Кто хоть немного помнит свое детство, тот поймет, что это самая неприятная фраза для ребенка. Но общаясь с Алиной, я всю длинную дорогу удивлялась, как это раньше я могла дружить с мальчиками. С ними ведь так скучно. А с Алиной можно было говорить обо всем. И самое главное, все, о чем бы мы ни говорили, захватывало нас до костей. Наверное, вот так приходит взросление: когда девочки уже чувствует себя неуютно с мальчиками и все чаще стараются уединяться с подружками. Алина стала моей первой подружкой. Мы поочередно катили тележку, представляя себя мамами с коляской, где лежал спящий или наоборот беспрестанно ревущий малыш. Подражая взрослым женщинам, мы жаловались и причитали, какие же нынче пошли дети. Как тяжело воспитывать такого егозу. Если я говорила, что мой ребенок плачет день напролет, то Алина говорила, что у нее вообще малыш даже ночами кричит и она совсем не высыпается. А я тогда говорила, что я устаю как рабыня, и мне вообще хочется спать всегда. А Алина говорила, что ей даже во сне хочется спать.

Просто удивительно, как, оказывается, это здорово иметь подругу. Тем более такую подругу, как Алина.

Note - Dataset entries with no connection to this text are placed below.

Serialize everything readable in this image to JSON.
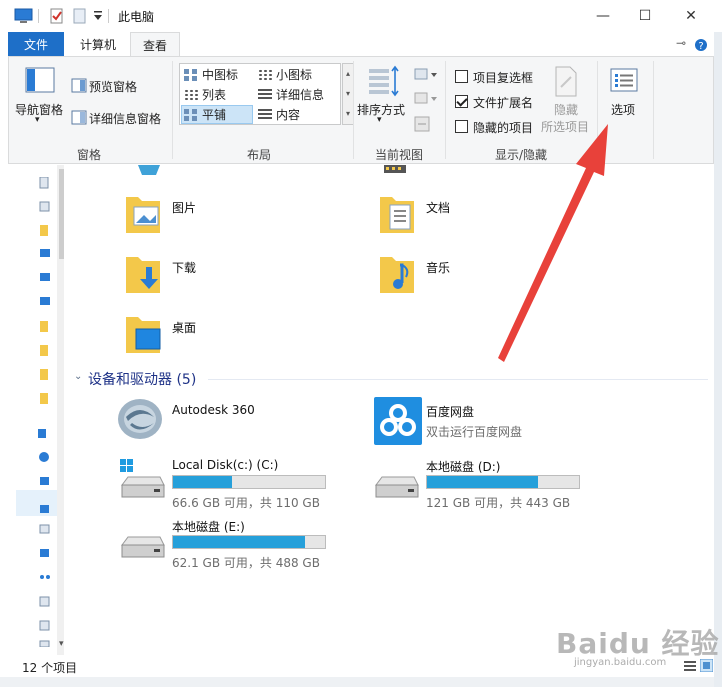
{
  "window": {
    "title": "此电脑",
    "minimize": "—",
    "maximize": "☐",
    "close": "✕"
  },
  "tabs": {
    "file": "文件",
    "computer": "计算机",
    "view": "查看"
  },
  "ribbon": {
    "panes": {
      "nav_pane": "导航窗格",
      "preview_pane": "预览窗格",
      "details_pane": "详细信息窗格",
      "group_label": "窗格"
    },
    "layout": {
      "items": [
        "中图标",
        "小图标",
        "列表",
        "详细信息",
        "平铺",
        "内容"
      ],
      "group_label": "布局"
    },
    "current_view": {
      "sort": "排序方式",
      "group_label": "当前视图"
    },
    "show_hide": {
      "item_checkboxes": "项目复选框",
      "file_extensions": "文件扩展名",
      "hidden_items": "隐藏的项目",
      "hide_label_1": "隐藏",
      "hide_label_2": "所选项目",
      "group_label": "显示/隐藏"
    },
    "options": "选项"
  },
  "folders": [
    {
      "name": "图片"
    },
    {
      "name": "文档"
    },
    {
      "name": "下载"
    },
    {
      "name": "音乐"
    },
    {
      "name": "桌面"
    }
  ],
  "devices": {
    "header": "设备和驱动器 (5)",
    "items": [
      {
        "name": "Autodesk 360"
      },
      {
        "name": "百度网盘",
        "sub": "双击运行百度网盘"
      },
      {
        "name": "Local Disk(c:) (C:)",
        "sub": "66.6 GB 可用，共 110 GB",
        "fill": 0.39
      },
      {
        "name": "本地磁盘 (D:)",
        "sub": "121 GB 可用，共 443 GB",
        "fill": 0.73
      },
      {
        "name": "本地磁盘 (E:)",
        "sub": "62.1 GB 可用，共 488 GB",
        "fill": 0.87
      }
    ]
  },
  "status": {
    "count": "12 个项目"
  },
  "watermark": {
    "line1": "Baidu 经验",
    "line2": "jingyan.baidu.com"
  },
  "colors": {
    "accent": "#1e6fc8",
    "bar_fill": "#26a0da",
    "folder": "#f3c84a",
    "arrow": "#e8413a",
    "section_header": "#1e3287"
  }
}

Мы пришли на базар в положенное время, когда все продавцы только начали раскладываться. Я, как уже опытный продавец, стала показывать, как нужно раскладывать товар, как правильно стоять и зазывать и что делать, если попался очень наглый покупатель и хочет скосить цену чуть ли ни в половину стоимости моркови. Алина, широко открыв глаза, внимательно вникала в каждое слово. А я прямо себя такой важной почувствовала. Надо же, меня отправили сюда смиряться, избавляться от гордыни, но я даже тут умудрилась найти повод тщеславиться.

В этот день ничего особенного не произошло. Мы с Алиной продали большую часть моркови еще до обеда. Пришла Мита и принесла нам обед. Мы немного поговорили, а потом она ушла. К вечеру мы продали всю морковь. Алина очень старалась. Она делала все, как я говорила, и обращалась ко мне за советом по каждому пустяку. Я также познакомила ее с Алей. А Аля оказывается уже была хорошо знакома с ее братом. Мы втроем хорошо провели время, поедая время от времени теплые лепешки с корейскими салатами. Вечером я заметила, что глаза Алины будто бы немного затуманились, а голос стал совсем слабым. Как бы она ни старалась натянуть улыбку, я все же видела что ей очень плохо. Алина простудилась. Я расстроилась, ведь мы столько всего запланировали на воскресенье. Но в воскресенье я пошла на базар одна.

Все было вначале как обычно. Та же утренняя суета, возрастающие возгласы, смех. Непрекращающийся гул нарастал с разбавлением утренних сумерек. Я уже привыкла к базарному шуму, постоянной толкотне, невыразимому беспорядку в проходах между рядами. Со светлой грустью я думала о том, что это последний день моего наказания, и теперь навряд ли я когда-нибудь снова буду тут стоять. Но с другой стороны, мне было радостно, что я все это мужественно прошла. Я снова начала собой гордиться и тут же осеклась. Подняв верх ладошку, я ударила себя, как бы говоря: «Ах, как не стыдно быть гордячкой?» Али еще не было, она приходила после обеда. Поэтому я стояла в полном одиночестве среди взрослых кореянок. Я думала, что все будет как обычно, но этот день я запомнила на всю свою жизнь. Воспоминания о том, что произошло в тот день, отпечаталось в моей памяти ярким светящимся пятном.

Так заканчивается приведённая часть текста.